This is going to be long… but I hope this helps.
First of all, I’m assuming you don’t have anything in your phrases that should be treated as an entity. If you have examples like this:
## intent: order
- I want a loaf of bread
- I want a cake
- I want a glass of water
- I want some butter
- I want some sugar
I would change it to entities, and the variations would be “I want xxx”, “I’d like yyy”, “Could you get me zzz”, “Can I order aaaa”, with the xxx, yyy, zzz, aaa etc… all being treated as an entity. I don’t need 4x4=16 examples. I can get by with 4. Like I mentioned, there are only so many ways you can order something. You can order several different items, but the intent is the same.
On that foot, I haven’t seen any blog posts that say “you need X examples”, but a good place to start is to look at the demo files here: rasa/examples at master · RasaHQ/rasa · GitHub
Explaining a little about accuracy… by 95%, I meant that our chatbot responds correctly to 95% of the test phrases we throw at it (the other 5% triggers a fallback, and is acceptable to our customer). The average accuracy over all the sample phrases is around 88%.
You don’t need to have 100% accuracy on each intent. We use a threshold of 0.6. So anything under 0.6 drops us into our fallback action. We started of at .8, then tested with 0.7 and finally with 0.6. Yours is set at 0.3, which I feel is a bit low, and you’d probably get some incorrect classifications there which should trigger a fallback, instead of wrong classification.
The top ten intents for a test phrase thrown at Rasa can be found using API functions (check out the parse function here: HTTP API). This gives you a JSON document with a ranking of the top 10 intent classifications.The sum of all intents gives you 100%, correct? Testing all the intents, I found that if you have an accuracy of 0.6, the second in the classification ranking is around .2, and the third around .1. An accuracy of 90% or higher will give an accuracy for second and third around 1%, so they are a world away. If you have a confusing phrase, at threshold 0.3, you can get more than one above this, and it’s easier to get the wrong intent.
After you have some idea of the ranking, you can see which are the closest intents, and what examples need tweaking.
Like I mentioned, without taking a look at an intent to see what your doing with your examples, my diagnosis is limited to my experience. But, at the moment it looks like you’re basically trying to brute-force the chatbot, assuming that a ton of examples will give you a good model, and just adding them to your NLU, making it work harder. And don’t forget: having a model with 200-300 examples to test is also more compute-intensive to classify!
I don’t think you need so many, and I would backup your training data, take 50 intents, leave only say 30 significant examples of each one, and train this, and make up a report showing where there’s confusion (see below). Figure out what is causing the confusion and tweak the examples, then add another 50 intents, and repeat over again, and again until you have all intents back in your training data. This will be a lot of work, but you’ll end up with a better model.
Here’s a bit of our spreadsheet (I hope it’s ok to link to an external image here), so you can see what I analyze.
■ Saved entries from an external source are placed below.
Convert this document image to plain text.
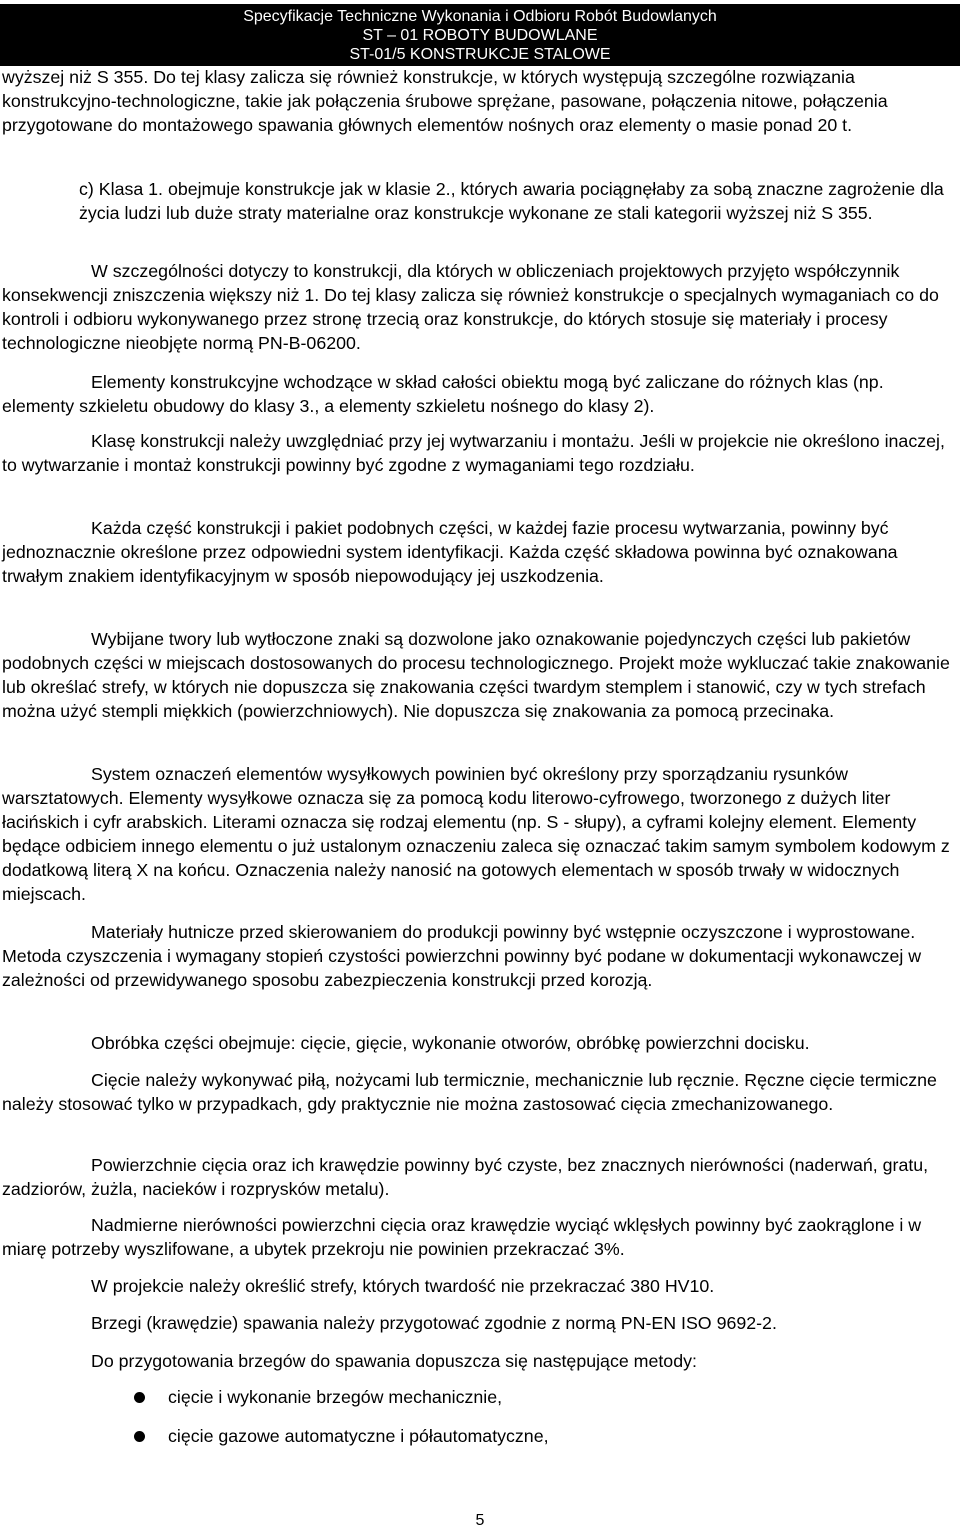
Specyfikacje Techniczne Wykonania i Odbioru Robót Budowlanych
ST – 01 ROBOTY BUDOWLANE
ST-01/5 KONSTRUKCJE STALOWE

wyższej niż S 355. Do tej klasy zalicza się również konstrukcje, w których występują szczególne rozwiązania konstrukcyjno-technologiczne, takie jak połączenia śrubowe sprężane, pasowane, połączenia nitowe, połączenia przygotowane do montażowego spawania głównych elementów nośnych oraz elementy o masie ponad 20 t.

c) Klasa 1. obejmuje konstrukcje jak w klasie 2., których awaria pociągnęłaby za sobą znaczne zagrożenie dla życia ludzi lub duże straty materialne oraz konstrukcje wykonane ze stali kategorii wyższej niż S 355.

W szczególności dotyczy to konstrukcji, dla których w obliczeniach projektowych przyjęto współczynnik konsekwencji zniszczenia większy niż 1. Do tej klasy zalicza się również konstrukcje o specjalnych wymaganiach co do kontroli i odbioru wykonywanego przez stronę trzecią oraz konstrukcje, do których stosuje się materiały i procesy technologiczne nieobjęte normą PN-B-06200.

Elementy konstrukcyjne wchodzące w skład całości obiektu mogą być zaliczane do różnych klas (np. elementy szkieletu obudowy do klasy 3., a elementy szkieletu nośnego do klasy 2).

Klasę konstrukcji należy uwzględniać przy jej wytwarzaniu i montażu. Jeśli w projekcie nie określono inaczej, to wytwarzanie i montaż konstrukcji powinny być zgodne z wymaganiami tego rozdziału.

Każda część konstrukcji i pakiet podobnych części, w każdej fazie procesu wytwarzania, powinny być jednoznacznie określone przez odpowiedni system identyfikacji. Każda część składowa powinna być oznakowana trwałym znakiem identyfikacyjnym w sposób niepowodujący jej uszkodzenia.

Wybijane twory lub wytłoczone znaki są dozwolone jako oznakowanie pojedynczych części lub pakietów podobnych części w miejscach dostosowanych do procesu technologicznego. Projekt może wykluczać takie znakowanie lub określać strefy, w których nie dopuszcza się znakowania części twardym stemplem i stanowić, czy w tych strefach można użyć stempli miękkich (powierzchniowych). Nie dopuszcza się znakowania za pomocą przecinaka.

System oznaczeń elementów wysyłkowych powinien być określony przy sporządzaniu rysunków warsztatowych. Elementy wysyłkowe oznacza się za pomocą kodu literowo-cyfrowego, tworzonego z dużych liter łacińskich i cyfr arabskich. Literami oznacza się rodzaj elementu (np. S - słupy), a cyframi kolejny element. Elementy będące odbiciem innego elementu o już ustalonym oznaczeniu zaleca się oznaczać takim samym symbolem kodowym z dodatkową literą X na końcu. Oznaczenia należy nanosić na gotowych elementach w sposób trwały w widocznych miejscach.

Materiały hutnicze przed skierowaniem do produkcji powinny być wstępnie oczyszczone i wyprostowane. Metoda czyszczenia i wymagany stopień czystości powierzchni powinny być podane w dokumentacji wykonawczej w zależności od przewidywanego sposobu zabezpieczenia konstrukcji przed korozją.

Obróbka części obejmuje: cięcie, gięcie, wykonanie otworów, obróbkę powierzchni docisku.

Cięcie należy wykonywać piłą, nożycami lub termicznie, mechanicznie lub ręcznie. Ręczne cięcie termiczne należy stosować tylko w przypadkach, gdy praktycznie nie można zastosować cięcia zmechanizowanego.

Powierzchnie cięcia oraz ich krawędzie powinny być czyste, bez znacznych nierówności (naderwań, gratu, zadziorów, żużla, nacieków i rozprysków metalu).

Nadmierne nierówności powierzchni cięcia oraz krawędzie wyciąć wklęsłych powinny być zaokrąglone i w miarę potrzeby wyszlifowane, a ubytek przekroju nie powinien przekraczać 3%.

W projekcie należy określić strefy, których twardość nie przekraczać 380 HV10.

Brzegi (krawędzie) spawania należy przygotować zgodnie z normą PN-EN ISO 9692-2.

Do przygotowania brzegów do spawania dopuszcza się następujące metody:

cięcie i wykonanie brzegów mechanicznie,
cięcie gazowe automatyczne i półautomatyczne,
5
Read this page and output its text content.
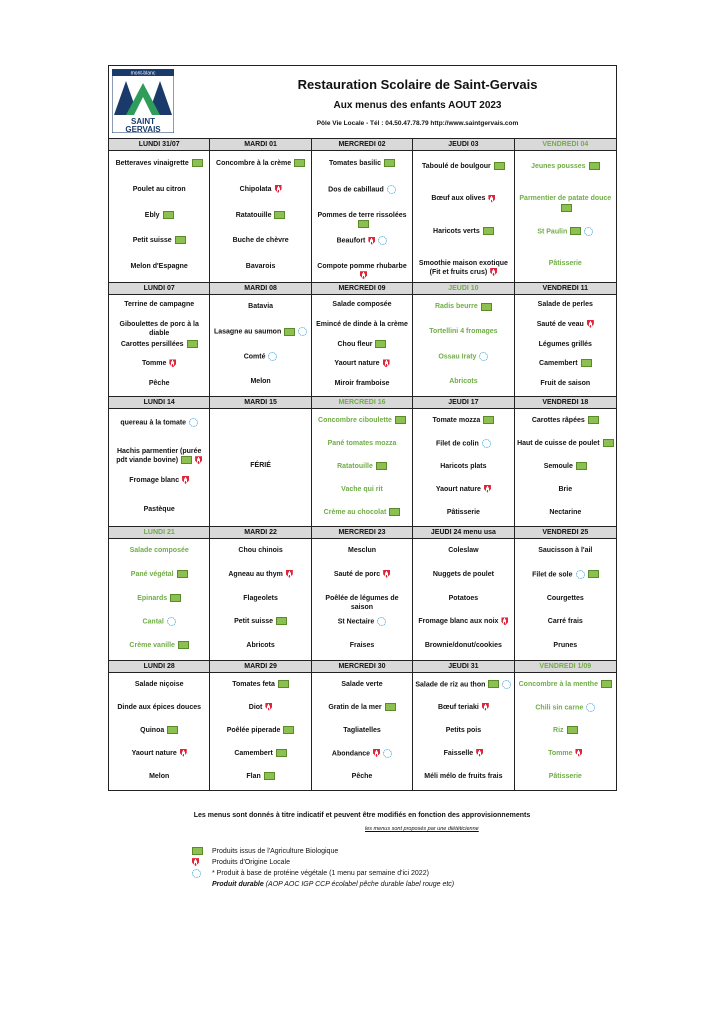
mont-blanc
SAINT
GERVAIS
Restauration Scolaire de Saint-Gervais
Aux menus des enfants AOUT 2023
Pôle Vie Locale - Tél : 04.50.47.78.79 http://www.saintgervais.com
LUNDI 31/07
Betteraves vinaigrette
Poulet au citron
Ebly
Petit suisse
Melon d'Espagne
MARDI 01
Concombre à la crème
Chipolata
Ratatouille
Buche de chèvre
Bavarois
MERCREDI 02
Tomates basilic
Dos de cabillaud
Pommes de terre rissolées
Beaufort
Compote pomme rhubarbe
JEUDI 03
Taboulé de boulgour
Bœuf aux olives
Haricots verts
Smoothie maison exotique (Fit et fruits crus)
VENDREDI 04
Jeunes pousses
Parmentier de patate douce
St Paulin
Pâtisserie
LUNDI 07
Terrine de campagne
Giboulettes de porc à la diable
Carottes persillées
Tomme
Pêche
MARDI 08
Batavia
Lasagne au saumon
Comté
Melon
MERCREDI 09
Salade composée
Emincé de dinde à la crème
Chou fleur
Yaourt nature
Miroir framboise
JEUDI 10
Radis beurre
Tortellini 4 fromages
Ossau Iraty
Abricots
VENDREDI 11
Salade de perles
Sauté de veau
Légumes grillés
Camembert
Fruit de saison
LUNDI 14
quereau à la tomate
Hachis parmentier (purée pdt viande bovine)
Fromage blanc
Pastèque
MARDI 15
FÉRIÉ
MERCREDI 16
Concombre ciboulette
Pané tomates mozza
Ratatouille
Vache qui rit
Crème au chocolat
JEUDI 17
Tomate mozza
Filet de colin
Haricots plats
Yaourt nature
Pâtisserie
VENDREDI 18
Carottes râpées
Haut de cuisse de poulet
Semoule
Brie
Nectarine
LUNDI 21
Salade composée
Pané végétal
Epinards
Cantal
Crème vanille
MARDI 22
Chou chinois
Agneau au thym
Flageolets
Petit suisse
Abricots
MERCREDI 23
Mesclun
Sauté de porc
Poêlée de légumes de saison
St Nectaire
Fraises
JEUDI 24 menu usa
Coleslaw
Nuggets de poulet
Potatoes
Fromage blanc aux noix
Brownie/donut/cookies
VENDREDI 25
Saucisson à l'ail
Filet de sole
Courgettes
Carré frais
Prunes
LUNDI 28
Salade niçoise
Dinde aux épices douces
Quinoa
Yaourt nature
Melon
MARDI 29
Tomates feta
Diot
Poêlée piperade
Camembert
Flan
MERCREDI 30
Salade verte
Gratin de la mer
Tagliatelles
Abondance
Pêche
JEUDI 31
Salade de riz au thon
Bœuf teriaki
Petits pois
Faisselle
Méli mélo de fruits frais
VENDREDI 1/09
Concombre à la menthe
Chili sin carne
Riz
Tomme
Pâtisserie
Les menus sont donnés à titre indicatif et peuvent être modifiés en fonction des approvisionnements
les menus sont proposés par une diététicienne
Produits issus de l'Agriculture Biologique
Produits d'Origine Locale
* Produit à base de protéine végétale (1 menu par semaine d'ici 2022)
Produit durable
(AOP AOC IGP CCP écolabel pêche durable label rouge etc)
I had to hide to names of the intents because of confidentiality issues with our customer, but each line is a test phrase thrown at Rasa. Column E is the accuracy. Column F is a go/no go (OK/RUIM). If it’s the correct intent and over .7, I mark it in green. If it’s over .6 and less than .7, I mark it yellow as it could slip under the threshold if I’m careless with examples from other intents. Under .6 it’s marked in red. Columns K, M and O are the top three intent classifications for the test phrase (hidden columns J, L and N have the intent name so I know where the problem is).
If I see a phrase that needs improving, I look at all the examples of the intent that’s causing confusion, and what phrases are too similar. I then add a couple of examples that emphasize specific words that can differentiate the two intents. A single example can impact on all the intents (even if it’s by 0.00001%). That’s why I mark some in yellow. They’re the one’s I need to keep an eye on. If an intent is 90%, then it’s unlikely that I mess it up unless the exact example is in another intent.
Sometimes, looking at the expected response from the chatbot, we propose merging two intents with our customer, and if we can do that, just add the examples from one to another. (we have a few intents with 30 examples, but none over that).
Why don’t I use the rasa test
report? Because it only shows wrongly classified intents, but not if it’s the correct intent below threshold, and I can’t tell if the second place in the ranking is nearly at the same accuracy or irrelevant.